Investment Isas may not be the best choice for savers needing a quick return, financial comparison site Money.co.uk has claimed.
James Andrews, personal finance expert at Money.co.uk, said: “If you’re after a quick return on your money, investment Isas are generally not seen as the way to go.
"While you can make double-digit returns in a year by investing in the right stocks and funds, you can also make losses - and this particularly applies over the short term."
Isas - whether cash or stocks and shares - can be launched either with a lump sum or with a direct debit after opening an account with a nominal sum.
The income earned within an Isa wrapper (interest or dividend income) is income-tax free and any profits from investments are free of capital gains tax.
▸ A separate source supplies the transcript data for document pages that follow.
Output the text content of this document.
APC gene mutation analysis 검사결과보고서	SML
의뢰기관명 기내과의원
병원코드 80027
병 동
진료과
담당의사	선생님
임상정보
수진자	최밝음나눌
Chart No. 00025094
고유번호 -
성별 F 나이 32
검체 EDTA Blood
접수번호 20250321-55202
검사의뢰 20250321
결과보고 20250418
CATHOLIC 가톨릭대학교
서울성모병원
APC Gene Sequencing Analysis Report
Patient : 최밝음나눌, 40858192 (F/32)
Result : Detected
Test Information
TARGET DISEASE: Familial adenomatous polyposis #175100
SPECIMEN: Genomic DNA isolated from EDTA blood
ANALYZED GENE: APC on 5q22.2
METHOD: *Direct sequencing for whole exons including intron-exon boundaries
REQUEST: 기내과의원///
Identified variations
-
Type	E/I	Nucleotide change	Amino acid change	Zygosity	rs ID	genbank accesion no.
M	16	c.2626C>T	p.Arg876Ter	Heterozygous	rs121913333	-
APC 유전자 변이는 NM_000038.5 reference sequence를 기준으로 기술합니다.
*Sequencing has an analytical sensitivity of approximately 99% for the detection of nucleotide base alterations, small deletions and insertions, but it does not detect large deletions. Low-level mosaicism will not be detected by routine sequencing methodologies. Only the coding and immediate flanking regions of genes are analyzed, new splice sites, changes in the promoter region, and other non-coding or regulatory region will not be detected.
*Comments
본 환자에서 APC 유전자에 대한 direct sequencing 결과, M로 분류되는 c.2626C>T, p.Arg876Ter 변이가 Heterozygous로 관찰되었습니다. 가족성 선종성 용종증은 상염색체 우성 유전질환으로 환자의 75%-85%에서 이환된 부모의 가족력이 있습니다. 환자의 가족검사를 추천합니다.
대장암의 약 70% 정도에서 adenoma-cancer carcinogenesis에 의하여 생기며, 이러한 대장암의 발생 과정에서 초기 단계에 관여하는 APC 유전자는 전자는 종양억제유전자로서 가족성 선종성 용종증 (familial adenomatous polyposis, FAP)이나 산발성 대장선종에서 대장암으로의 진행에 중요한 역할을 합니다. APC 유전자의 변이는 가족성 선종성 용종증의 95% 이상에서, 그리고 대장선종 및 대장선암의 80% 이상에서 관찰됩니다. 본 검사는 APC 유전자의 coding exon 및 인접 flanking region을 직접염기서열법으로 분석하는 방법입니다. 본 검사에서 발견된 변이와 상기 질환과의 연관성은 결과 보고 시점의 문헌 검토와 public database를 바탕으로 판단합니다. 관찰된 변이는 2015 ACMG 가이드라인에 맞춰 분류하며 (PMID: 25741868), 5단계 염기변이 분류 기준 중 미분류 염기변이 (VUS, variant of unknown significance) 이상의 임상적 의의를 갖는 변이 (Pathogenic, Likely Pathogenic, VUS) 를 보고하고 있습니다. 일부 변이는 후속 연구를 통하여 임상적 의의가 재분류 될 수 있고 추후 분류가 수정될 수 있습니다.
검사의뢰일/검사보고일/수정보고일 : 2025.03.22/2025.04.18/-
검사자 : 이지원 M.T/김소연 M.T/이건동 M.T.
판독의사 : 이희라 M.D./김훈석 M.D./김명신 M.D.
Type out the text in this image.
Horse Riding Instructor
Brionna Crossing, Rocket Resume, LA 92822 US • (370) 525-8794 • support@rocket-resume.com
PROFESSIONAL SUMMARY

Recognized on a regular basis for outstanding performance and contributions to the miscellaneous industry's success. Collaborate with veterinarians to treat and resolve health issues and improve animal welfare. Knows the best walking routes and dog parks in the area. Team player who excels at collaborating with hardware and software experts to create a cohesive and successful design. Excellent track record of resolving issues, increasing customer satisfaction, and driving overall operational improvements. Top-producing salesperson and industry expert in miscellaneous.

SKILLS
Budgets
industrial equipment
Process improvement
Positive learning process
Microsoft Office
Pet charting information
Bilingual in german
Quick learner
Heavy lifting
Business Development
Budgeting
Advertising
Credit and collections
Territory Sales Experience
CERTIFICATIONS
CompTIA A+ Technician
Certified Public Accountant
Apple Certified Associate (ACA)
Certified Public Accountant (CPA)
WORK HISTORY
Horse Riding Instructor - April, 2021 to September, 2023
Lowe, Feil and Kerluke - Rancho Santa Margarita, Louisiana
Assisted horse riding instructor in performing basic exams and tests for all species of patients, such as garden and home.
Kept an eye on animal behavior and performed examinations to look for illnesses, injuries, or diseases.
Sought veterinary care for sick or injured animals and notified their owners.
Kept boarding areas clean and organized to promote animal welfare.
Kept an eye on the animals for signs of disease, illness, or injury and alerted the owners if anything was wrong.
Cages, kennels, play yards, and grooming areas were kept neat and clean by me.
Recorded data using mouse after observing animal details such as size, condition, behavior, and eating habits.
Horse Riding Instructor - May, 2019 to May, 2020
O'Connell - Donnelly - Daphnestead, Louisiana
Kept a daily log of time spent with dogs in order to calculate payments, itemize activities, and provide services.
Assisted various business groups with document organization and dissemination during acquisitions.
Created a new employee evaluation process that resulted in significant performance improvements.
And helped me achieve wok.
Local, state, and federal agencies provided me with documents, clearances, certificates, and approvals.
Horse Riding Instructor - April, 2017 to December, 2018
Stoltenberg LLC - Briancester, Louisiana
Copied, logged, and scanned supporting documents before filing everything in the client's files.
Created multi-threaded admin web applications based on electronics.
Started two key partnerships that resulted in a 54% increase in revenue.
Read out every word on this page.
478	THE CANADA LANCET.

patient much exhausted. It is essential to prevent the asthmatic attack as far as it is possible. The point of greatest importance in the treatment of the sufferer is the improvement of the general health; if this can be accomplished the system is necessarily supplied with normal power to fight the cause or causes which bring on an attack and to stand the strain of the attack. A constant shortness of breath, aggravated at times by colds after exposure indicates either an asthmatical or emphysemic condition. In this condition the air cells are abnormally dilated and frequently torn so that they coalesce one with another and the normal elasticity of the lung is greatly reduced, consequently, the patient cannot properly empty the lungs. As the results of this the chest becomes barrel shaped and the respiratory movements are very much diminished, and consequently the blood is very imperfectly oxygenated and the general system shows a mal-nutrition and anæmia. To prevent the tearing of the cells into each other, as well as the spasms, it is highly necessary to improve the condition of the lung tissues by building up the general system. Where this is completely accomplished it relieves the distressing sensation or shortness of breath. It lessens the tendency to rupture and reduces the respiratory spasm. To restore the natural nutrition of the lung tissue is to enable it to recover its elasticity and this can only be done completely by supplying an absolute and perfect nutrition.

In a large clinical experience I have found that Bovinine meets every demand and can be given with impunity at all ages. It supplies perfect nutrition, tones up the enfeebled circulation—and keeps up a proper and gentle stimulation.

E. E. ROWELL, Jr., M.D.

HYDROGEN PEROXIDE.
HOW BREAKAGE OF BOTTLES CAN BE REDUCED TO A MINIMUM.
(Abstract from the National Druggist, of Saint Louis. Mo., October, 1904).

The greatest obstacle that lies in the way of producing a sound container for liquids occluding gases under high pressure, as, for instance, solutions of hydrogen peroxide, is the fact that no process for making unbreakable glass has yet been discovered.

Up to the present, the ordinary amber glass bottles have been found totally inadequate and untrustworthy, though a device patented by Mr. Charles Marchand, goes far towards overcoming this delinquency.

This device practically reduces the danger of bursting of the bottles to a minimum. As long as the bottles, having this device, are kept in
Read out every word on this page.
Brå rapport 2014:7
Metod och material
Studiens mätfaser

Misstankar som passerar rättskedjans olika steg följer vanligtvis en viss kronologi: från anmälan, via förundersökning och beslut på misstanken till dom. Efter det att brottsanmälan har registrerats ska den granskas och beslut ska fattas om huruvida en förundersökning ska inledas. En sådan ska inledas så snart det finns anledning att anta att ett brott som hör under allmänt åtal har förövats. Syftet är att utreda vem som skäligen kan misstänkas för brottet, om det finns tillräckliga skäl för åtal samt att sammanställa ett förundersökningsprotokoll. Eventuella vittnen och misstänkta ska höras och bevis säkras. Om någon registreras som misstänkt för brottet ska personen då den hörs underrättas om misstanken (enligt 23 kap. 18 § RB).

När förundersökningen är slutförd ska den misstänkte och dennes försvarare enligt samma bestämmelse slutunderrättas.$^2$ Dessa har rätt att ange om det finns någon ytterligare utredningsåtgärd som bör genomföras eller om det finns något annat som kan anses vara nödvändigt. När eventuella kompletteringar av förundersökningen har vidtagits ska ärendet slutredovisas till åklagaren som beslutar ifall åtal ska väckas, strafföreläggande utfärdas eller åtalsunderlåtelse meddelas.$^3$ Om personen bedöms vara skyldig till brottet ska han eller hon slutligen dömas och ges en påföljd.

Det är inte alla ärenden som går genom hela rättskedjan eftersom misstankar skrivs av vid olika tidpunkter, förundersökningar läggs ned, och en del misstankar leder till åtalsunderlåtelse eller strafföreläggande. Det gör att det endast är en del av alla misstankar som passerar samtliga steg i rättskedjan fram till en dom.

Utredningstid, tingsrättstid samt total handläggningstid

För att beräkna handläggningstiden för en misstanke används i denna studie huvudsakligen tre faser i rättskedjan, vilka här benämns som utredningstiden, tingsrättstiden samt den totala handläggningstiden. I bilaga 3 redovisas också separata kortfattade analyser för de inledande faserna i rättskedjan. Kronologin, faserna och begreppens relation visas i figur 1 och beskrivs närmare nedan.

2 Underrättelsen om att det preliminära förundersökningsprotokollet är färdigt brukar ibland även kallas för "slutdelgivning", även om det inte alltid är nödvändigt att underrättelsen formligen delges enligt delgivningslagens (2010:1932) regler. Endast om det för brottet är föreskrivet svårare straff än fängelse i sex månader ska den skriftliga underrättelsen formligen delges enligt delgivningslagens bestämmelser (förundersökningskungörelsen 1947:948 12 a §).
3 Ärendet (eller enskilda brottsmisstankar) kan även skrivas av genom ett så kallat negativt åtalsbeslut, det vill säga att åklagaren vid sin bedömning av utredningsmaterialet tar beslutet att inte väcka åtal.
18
But while stocks and shares Isas can be a good long-term investment, thanks to market growth, Andrews said clients wanting to invest in this form of Isa would typically need "five or more years" to be confident in getting a better market return than on cash savings.
However, there is more risk than in a standard account, but also potentially far higher returns - especially with the exceptionally low rates on offer from most cash Isas at the moment.
Holly Mackay, chief executive of Boring Money, said it was a "rule of thumb" that, if a client needed the money within the next five years, they should not look at the stock market.
She said: "The risks of being a forced seller in a downturn are too high."
However, she qualified that by adding the shares or cash question was not necessarily "an either/or question".
Mackay explained: "The sensible approach is to mentally divide savings into shorter-term and longer-term pots of money. I think establishing a short-term cash pot and a longer-term Isa pot is the best approach.
"If you’re under 40 and saving for a property don’t overlook the extra boost you get from the government on both cash and stocks and shares Lifetime Isas.
"And of course if your timeframes are until retirement, it’s hard to overlook the nice free top-ups of cash that pension contributions get you from the government."
A further consideration is the record low interest rate environment in the UK - with the Bank of England base rate at 0.1 per cent and savings rates on cash Isas and cash savings accounts also low as a consequence.
Mackay added: "With interest rates so low, we have to be really disciplined about using cash – and only keep what we need access to within five years in cash."
She said cash could not simply remain the "default" position, adding: "Cash is a bit limp at the moment and so it has to be a purposeful choice rather than something we do simply because stocks and shares go in the ‘too hard basket’."